In normal times, Christmas is when we make visits to see friends and family as well as places of interest. Many visitors seem to have chosen November to January for their visits to the Works, braving the cold to learn about the various processes that made Consett a uniquely interesting site.
Locally, parties of nurses, Salvation Army Officers and school children regularly toured the Works, experiencing first hand the place where many of them would be linked to for all their working lives. The December and January Consett Iron Company magazines for the late 50s and 60s also show a wide range of UK and international visitors to the site. These included a party of naval architects to the Spiracon workshop to see CIC’s spirally welded steel pipe manufacturing process, showing the importance of Consett as a centre for innovation.
Overseas visitors frequently and increasingly came from India, foretelling the exponential increase and ultimate dominance of Asian steel production, and a sure sign that globalisation was the future of the industry. The visitors in 1964 were shown around the site by Douglas Vernon, the Works Production Engineer in the Blast Furnaces, who made several return visits to plants in India. Looking at the quote below from Leaves from Consett Iron Company Letter Books 1887 to 1893 it is interesting to see how attitudes changed to global trade and competition in just a few decades:
“To James Scott, Engineer, 18 August 1892
Please note that a German gentleman will be here about 12.35 tomorrow. He is the son of a gentleman I knew in Germany, and is Mr Braund of Dortmund…..I dislike bringing Germans here, expecting to see our new plant, but I fear I cannot escape letting the gentleman see the place when he comes.

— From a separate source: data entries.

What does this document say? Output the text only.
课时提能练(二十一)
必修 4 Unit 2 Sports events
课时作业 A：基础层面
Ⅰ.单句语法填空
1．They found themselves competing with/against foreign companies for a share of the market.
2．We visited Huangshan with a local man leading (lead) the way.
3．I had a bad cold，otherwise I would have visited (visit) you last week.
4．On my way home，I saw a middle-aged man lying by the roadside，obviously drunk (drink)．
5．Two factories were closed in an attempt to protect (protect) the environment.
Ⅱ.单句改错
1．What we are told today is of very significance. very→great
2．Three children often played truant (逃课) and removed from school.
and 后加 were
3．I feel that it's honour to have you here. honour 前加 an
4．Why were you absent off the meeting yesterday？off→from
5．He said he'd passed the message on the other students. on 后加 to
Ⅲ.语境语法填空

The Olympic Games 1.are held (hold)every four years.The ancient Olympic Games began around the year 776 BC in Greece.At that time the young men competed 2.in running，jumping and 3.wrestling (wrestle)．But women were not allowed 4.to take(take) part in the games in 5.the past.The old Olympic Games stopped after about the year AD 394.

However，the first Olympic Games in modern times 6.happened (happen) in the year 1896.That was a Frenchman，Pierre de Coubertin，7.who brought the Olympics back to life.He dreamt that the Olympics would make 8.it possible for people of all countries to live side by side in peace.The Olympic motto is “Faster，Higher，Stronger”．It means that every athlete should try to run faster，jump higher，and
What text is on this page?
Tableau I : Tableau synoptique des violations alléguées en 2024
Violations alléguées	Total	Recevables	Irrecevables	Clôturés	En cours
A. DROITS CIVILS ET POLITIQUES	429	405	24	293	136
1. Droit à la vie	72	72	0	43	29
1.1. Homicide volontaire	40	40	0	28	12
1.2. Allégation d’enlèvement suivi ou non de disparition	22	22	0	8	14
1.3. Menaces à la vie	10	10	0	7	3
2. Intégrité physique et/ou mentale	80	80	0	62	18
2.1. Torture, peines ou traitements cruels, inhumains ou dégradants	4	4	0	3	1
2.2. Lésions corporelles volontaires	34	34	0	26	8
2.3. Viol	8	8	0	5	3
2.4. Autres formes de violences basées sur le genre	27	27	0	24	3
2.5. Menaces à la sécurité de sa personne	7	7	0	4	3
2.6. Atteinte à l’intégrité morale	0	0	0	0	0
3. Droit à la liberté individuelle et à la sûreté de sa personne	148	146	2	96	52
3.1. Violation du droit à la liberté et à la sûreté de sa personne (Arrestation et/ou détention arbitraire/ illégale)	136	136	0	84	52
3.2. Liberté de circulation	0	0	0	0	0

W. Jenkins [General Manager]
This level of suspicion is ironic, considering many of the process involved in steel making at this time originated in Germany!
The last visitor of note I’d like to highlight is Lord Melchett in 1966, Chairman of the organising committee in charge of nationalising the steel industry in 1967 and the Chairman of the National Steel Corporation. It is no coincidence, perhaps, that his name was chosen for a much loved comedy character by locally born Rowan Atkinson.